Unsurprisingly, there’s an organisation behind the global attitude towards paper. Launched in 2008, Two Sides is a non-profit set up by many (unnamed) members of the paper supply chain to promote its use. Two Sides “is telling the sustainability story of print, paper and paper-based packaging. We tackle the relevant environmental and social issues head-on with factual, authoritative information that exposes the myths, explains our industry’s true sustainability and gives stakeholders a solid foundation for making well-informed decisions about the use of print and paper products.”
Some of their “authoritative information” includes:
“58% of the European pulp and paper industry’s energy consumption comes from renewable biomass”
“European forests have been growing by an area equivalent to 1500 football pitches every day”

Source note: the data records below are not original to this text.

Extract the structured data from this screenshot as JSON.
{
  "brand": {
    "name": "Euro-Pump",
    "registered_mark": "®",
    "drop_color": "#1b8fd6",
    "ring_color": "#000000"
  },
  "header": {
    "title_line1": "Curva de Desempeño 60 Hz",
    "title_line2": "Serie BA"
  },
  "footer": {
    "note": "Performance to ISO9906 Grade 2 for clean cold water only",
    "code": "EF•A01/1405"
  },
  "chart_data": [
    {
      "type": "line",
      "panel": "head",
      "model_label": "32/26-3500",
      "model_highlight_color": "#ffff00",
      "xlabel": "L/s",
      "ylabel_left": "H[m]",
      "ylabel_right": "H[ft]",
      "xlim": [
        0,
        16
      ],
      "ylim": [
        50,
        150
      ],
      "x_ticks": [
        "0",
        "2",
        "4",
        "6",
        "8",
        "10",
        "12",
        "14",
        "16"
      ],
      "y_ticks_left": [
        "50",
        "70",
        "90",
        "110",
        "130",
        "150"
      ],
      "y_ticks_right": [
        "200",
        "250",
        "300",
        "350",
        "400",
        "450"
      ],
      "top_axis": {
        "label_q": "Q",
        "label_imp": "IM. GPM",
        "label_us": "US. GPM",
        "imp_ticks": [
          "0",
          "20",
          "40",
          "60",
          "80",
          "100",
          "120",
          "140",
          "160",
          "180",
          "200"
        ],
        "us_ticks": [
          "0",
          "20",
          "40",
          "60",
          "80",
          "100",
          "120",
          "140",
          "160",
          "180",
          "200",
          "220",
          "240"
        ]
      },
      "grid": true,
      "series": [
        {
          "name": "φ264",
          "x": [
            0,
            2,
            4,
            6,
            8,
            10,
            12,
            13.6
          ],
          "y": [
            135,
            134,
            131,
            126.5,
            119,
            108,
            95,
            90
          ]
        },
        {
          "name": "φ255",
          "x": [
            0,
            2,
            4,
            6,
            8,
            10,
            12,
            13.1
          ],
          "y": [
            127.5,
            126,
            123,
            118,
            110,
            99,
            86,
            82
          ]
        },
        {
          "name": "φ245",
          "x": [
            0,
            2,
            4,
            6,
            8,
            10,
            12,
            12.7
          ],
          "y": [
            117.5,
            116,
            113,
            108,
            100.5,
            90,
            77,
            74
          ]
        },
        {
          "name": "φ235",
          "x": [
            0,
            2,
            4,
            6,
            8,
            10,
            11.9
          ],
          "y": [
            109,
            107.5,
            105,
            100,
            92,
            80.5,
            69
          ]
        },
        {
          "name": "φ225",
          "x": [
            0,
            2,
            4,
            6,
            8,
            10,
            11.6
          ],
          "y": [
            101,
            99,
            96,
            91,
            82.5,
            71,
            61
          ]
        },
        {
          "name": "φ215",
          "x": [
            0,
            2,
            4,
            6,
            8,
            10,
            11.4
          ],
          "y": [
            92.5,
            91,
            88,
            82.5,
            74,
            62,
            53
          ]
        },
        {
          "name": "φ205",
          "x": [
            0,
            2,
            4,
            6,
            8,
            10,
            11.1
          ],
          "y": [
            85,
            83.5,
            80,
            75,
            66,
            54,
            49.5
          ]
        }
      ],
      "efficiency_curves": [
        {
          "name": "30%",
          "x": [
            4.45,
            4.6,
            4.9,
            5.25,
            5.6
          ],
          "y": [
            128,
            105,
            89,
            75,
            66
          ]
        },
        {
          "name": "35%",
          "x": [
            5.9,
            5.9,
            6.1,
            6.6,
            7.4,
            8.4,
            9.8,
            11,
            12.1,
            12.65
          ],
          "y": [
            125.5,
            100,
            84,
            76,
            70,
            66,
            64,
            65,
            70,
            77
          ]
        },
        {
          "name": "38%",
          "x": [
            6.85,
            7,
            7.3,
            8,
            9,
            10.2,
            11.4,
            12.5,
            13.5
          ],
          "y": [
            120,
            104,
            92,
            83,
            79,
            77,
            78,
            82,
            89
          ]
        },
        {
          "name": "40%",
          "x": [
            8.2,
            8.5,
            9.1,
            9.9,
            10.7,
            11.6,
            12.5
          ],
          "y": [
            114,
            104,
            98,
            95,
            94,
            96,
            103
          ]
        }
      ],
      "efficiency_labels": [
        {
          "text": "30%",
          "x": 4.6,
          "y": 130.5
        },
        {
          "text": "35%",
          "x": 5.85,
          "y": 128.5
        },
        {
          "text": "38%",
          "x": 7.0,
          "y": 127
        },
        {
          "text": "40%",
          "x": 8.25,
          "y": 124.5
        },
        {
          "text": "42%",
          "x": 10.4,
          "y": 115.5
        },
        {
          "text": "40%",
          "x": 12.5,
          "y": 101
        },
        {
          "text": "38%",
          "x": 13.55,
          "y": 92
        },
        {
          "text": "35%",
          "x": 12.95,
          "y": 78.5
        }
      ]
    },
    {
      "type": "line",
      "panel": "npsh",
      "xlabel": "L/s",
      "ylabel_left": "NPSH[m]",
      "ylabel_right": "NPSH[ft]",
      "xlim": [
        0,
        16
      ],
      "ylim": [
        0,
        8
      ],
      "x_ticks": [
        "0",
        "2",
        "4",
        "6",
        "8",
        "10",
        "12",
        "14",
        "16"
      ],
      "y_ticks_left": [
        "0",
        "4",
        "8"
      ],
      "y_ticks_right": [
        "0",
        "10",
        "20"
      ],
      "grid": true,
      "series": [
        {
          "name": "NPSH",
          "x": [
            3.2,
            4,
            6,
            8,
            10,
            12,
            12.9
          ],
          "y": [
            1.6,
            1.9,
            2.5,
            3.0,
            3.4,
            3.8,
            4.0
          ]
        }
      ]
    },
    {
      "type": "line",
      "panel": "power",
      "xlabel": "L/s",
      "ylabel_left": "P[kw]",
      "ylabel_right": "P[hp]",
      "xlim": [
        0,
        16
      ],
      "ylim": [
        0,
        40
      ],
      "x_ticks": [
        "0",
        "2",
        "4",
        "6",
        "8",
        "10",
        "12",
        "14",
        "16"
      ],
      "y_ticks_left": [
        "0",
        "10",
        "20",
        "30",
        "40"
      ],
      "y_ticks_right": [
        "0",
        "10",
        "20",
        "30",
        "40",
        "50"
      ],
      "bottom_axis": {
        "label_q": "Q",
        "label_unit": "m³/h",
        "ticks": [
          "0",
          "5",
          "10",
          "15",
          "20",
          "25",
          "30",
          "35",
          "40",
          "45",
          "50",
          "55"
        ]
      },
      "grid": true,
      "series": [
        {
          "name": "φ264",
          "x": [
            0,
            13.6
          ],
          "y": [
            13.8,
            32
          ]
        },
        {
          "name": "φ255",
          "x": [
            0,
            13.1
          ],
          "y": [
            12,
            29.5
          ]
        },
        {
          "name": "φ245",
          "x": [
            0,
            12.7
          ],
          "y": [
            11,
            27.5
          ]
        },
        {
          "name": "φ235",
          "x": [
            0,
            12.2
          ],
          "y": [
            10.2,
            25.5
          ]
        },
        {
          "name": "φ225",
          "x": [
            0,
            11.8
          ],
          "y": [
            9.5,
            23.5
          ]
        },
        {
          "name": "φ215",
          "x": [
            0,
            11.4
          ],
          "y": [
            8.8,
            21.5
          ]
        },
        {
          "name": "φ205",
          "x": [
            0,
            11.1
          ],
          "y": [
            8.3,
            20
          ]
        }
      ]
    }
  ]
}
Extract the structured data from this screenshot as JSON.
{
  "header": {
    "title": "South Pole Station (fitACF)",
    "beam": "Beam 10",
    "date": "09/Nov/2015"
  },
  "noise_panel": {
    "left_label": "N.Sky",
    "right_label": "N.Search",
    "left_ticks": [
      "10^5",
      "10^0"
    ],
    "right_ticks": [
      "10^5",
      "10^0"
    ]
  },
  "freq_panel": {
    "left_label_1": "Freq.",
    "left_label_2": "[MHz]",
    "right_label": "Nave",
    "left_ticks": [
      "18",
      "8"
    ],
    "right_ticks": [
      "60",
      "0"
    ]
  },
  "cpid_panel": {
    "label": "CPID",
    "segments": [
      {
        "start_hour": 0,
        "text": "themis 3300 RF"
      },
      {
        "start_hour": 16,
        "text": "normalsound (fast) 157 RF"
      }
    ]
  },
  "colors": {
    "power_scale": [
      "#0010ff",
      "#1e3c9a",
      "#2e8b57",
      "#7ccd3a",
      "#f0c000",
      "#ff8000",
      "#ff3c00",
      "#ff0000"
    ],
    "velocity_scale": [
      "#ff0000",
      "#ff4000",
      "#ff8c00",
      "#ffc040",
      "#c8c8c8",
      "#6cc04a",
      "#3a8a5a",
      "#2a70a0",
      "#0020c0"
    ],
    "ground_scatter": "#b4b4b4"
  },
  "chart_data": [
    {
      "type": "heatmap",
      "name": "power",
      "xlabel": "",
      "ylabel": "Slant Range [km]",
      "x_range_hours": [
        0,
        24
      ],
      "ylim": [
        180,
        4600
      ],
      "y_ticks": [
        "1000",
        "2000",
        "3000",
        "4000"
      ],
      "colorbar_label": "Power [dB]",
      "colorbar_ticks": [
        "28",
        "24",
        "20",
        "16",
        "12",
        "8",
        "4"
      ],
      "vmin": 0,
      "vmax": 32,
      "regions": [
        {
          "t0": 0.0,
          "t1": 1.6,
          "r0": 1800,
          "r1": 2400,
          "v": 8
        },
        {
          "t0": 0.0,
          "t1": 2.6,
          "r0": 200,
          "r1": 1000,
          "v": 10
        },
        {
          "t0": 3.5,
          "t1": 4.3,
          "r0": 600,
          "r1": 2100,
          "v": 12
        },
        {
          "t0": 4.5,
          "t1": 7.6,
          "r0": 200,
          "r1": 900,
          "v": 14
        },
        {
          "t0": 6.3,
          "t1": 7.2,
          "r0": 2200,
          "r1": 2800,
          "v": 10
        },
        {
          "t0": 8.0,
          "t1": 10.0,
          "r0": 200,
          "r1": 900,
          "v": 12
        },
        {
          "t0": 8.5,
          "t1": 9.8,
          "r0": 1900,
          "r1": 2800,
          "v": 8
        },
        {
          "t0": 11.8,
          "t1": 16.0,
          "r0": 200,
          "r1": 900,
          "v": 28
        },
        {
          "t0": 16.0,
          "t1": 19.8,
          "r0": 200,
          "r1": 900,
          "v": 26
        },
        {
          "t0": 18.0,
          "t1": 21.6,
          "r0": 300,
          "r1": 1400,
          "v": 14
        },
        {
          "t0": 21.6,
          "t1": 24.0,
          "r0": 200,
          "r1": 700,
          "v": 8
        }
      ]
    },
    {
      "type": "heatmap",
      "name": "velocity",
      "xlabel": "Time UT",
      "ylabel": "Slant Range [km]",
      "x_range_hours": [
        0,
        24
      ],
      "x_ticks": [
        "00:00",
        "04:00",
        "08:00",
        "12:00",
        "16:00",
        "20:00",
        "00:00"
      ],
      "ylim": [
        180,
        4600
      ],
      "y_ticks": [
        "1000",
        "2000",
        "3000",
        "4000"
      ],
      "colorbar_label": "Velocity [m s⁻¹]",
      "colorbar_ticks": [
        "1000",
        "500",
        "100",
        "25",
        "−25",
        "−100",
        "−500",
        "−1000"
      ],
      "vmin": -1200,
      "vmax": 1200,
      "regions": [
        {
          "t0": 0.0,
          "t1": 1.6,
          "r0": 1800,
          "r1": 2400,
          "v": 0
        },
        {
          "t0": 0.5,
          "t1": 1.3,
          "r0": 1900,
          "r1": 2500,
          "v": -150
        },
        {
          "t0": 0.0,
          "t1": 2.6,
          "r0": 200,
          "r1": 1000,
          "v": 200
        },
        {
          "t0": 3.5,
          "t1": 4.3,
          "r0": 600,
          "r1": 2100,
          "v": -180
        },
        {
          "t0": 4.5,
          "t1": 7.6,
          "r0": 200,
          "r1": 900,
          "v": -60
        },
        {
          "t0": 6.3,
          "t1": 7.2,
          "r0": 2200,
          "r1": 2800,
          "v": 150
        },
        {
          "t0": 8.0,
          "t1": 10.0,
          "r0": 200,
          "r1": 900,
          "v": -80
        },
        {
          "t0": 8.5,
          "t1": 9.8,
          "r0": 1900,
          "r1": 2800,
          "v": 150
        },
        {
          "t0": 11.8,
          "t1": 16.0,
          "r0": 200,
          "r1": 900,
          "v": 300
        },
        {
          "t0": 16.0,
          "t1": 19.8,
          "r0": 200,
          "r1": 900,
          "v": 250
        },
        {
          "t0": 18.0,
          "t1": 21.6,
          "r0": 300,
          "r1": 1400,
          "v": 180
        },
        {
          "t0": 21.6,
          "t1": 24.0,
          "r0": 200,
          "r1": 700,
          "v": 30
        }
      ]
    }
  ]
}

“Paper production is dependent on water, yet relatively little is consumed”
Globalisation
We are trying to paper over cracks rent by decades—centuries—of abuse. The situation is reminiscent of when consumers became conscious of the climate impact of animal agriculture; demand for almond milk rocketed and huge swathes of rainforest were hacked down to make space for almond plantations. Something similar happened with avocados. Bamboo monocultures are spreading like wildfire—as bamboo does—and concurrently everyone is selling bamboo toothbrushes to save the planet.
Ultimately, there is no quick fix to climate change in a globalised world. Europe can boast its green credentials until it’s blue in the face, but that doesn’t change the fact that industrial nations on the other side of the planet are the world’s factories. We can protect our forests vehemently but it won’t mean a thing if our books are Made in China (which they all are).
We have an economy built on exploitation, and cannot expect to solve climate change whilst benefiting from low-cost supply chains. Powerful economies fatten themselves on their neighbour’s resources, eating away at the possibility of democracy, only to point their sticky fingers in horror at corruption and crime. We are in control for as long as they are in need; in a free market, we benefit, terribly.